Supreme Court Decision Disappoints on Interpretation of Child Status Protection Act

US Supreme Court Child Status Protection Act
Tuesday, June 17, 2014 - 8:30am
Elizabeth Carlson, Attorney

On June 9, 2014, the Supreme Court issued a decision in the case of Scialabba v. Cuellar de Osorio, that is pivotal to the immigration agency’s adjudication of immigrant visa petitions for children turning 21 while their parents' immigration process is pending. Specifically, the issue was whether a derivative beneficiary of a visa petition who is over twenty-one years old, even when calculating the appropriate Child Status Protection Act (CSPA) age, is able to retain the priority date of the earlier petition filed on behalf of the primary beneficiary (generally his or her parent). While the case involved a somewhat dry and complicated question of statutory interpretation, the impact for law-abiding immigrant families was very real. Had the Supreme Court ruled in favor of the immigrant families in this case, it had the potential to offer relief to families who had already been waiting years for the opportunity to immigrate lawfully to the United States. Unfortunately, the Supreme Court, in a highly divided decision, found that the statute was ambiguous and, therefore, that the very narrow interpretation of the Board of Immigration Appeals was entitled to deference.
The CSPA, which was enacted by Congress in 2002, provides a special sets of rules and formulas by which an individual’s CSPA age is different from their biological age. The portion of the statute at issue in Cuellar de Osorio provides that if the derivative beneficiary’s CSPA age is still over the age of 21 “the alien’s petition shall automatically be converted to the appropriate category and the alien shall retain the original priority date issued upon receipt of the original petition.” The Supreme Court was tasked with resolving a circuit split regarding the meaning of the statutory phrases “automatic conversion” and “priority date retention” provisions; specifically, which derivative beneficiaries can maintain the earlier priority date. Advocates advanced the argument before the Supreme Court that this section of the statute applies to all derivative beneficiaries.
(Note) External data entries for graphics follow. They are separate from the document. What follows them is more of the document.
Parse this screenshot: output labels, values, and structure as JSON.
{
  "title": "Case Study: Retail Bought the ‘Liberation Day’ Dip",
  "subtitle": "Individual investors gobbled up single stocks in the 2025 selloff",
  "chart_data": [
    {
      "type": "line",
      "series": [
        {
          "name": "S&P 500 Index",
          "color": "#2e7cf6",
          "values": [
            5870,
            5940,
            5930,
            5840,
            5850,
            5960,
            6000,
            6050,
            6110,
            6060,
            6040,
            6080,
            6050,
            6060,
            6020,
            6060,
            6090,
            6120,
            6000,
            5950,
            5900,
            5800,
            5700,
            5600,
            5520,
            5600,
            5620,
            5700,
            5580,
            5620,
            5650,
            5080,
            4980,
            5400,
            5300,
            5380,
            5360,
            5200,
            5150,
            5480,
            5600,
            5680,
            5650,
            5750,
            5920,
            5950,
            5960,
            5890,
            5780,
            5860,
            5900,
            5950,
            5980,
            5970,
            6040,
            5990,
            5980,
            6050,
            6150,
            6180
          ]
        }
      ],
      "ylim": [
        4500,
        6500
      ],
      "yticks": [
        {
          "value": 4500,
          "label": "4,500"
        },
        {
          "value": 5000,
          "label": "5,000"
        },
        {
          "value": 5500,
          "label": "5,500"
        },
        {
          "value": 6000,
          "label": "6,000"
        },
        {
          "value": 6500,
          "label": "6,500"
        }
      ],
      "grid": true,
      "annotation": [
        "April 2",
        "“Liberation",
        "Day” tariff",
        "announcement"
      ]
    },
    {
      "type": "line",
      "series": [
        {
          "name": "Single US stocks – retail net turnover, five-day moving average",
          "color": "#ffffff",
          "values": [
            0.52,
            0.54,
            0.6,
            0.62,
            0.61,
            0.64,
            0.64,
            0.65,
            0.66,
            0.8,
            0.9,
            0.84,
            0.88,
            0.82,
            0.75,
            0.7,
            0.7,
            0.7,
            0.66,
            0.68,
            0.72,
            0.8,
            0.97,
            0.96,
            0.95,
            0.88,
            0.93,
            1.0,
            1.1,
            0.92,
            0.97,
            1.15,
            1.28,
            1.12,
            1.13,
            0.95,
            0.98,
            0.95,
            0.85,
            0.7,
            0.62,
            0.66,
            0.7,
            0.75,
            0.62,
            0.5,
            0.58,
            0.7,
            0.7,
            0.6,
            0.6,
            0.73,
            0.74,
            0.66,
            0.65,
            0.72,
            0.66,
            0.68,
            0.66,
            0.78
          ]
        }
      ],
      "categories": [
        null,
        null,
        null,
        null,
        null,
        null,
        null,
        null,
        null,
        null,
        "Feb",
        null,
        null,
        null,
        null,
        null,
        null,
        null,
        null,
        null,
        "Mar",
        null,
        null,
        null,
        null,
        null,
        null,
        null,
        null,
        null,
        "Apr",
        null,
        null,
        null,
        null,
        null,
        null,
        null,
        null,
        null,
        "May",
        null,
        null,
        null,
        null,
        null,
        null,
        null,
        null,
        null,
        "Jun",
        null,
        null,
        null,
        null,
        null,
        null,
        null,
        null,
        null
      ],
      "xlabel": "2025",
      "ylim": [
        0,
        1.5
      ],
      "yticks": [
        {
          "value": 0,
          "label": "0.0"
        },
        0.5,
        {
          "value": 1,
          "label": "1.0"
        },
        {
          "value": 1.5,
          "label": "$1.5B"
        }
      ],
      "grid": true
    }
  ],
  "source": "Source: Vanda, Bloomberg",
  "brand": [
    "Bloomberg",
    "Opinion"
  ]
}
In contrast to the position argued by advocates, the government agencies (namely, U.S. Citizenship and Immigration Services and the Board of Immigration Appeals) have read these provisions narrowly, finding that an aged out derivative beneficiary is permitted to retain the priority date only when the petitioner remains the same. This is therefore, in the government’s view, limited to a small sub-set of cases. A circuit split soon developed around the agency’s interpretation.

Oral arguments were heard before the Supreme Court on December 10, 2013, and the Court’s decision was announced on June 9, 2014. Justice Kagan wrote the plurality opinion, in which Justices Kennedy and Ginsburg joined, finding that the statutory term at issue was ambiguous and thus that the BIA’s decision was entitled to deference. Chief Justice Roberts, joined by Justice Scalia, agreed that the BIA’s interpretation of the statute was reasonable. There were two separate dissents. One was written by Justice Alito, who found that the statutory text was clear on its face. Justice Sotomayor also filed a dissenting opinion, joined by Justices Breyer and Thomas.

Advocates for families long separated by this country’s immigration policy will have to hope that Congress will act to reform this section of the law, as well as many others that keep law-abiding families separated for far too long.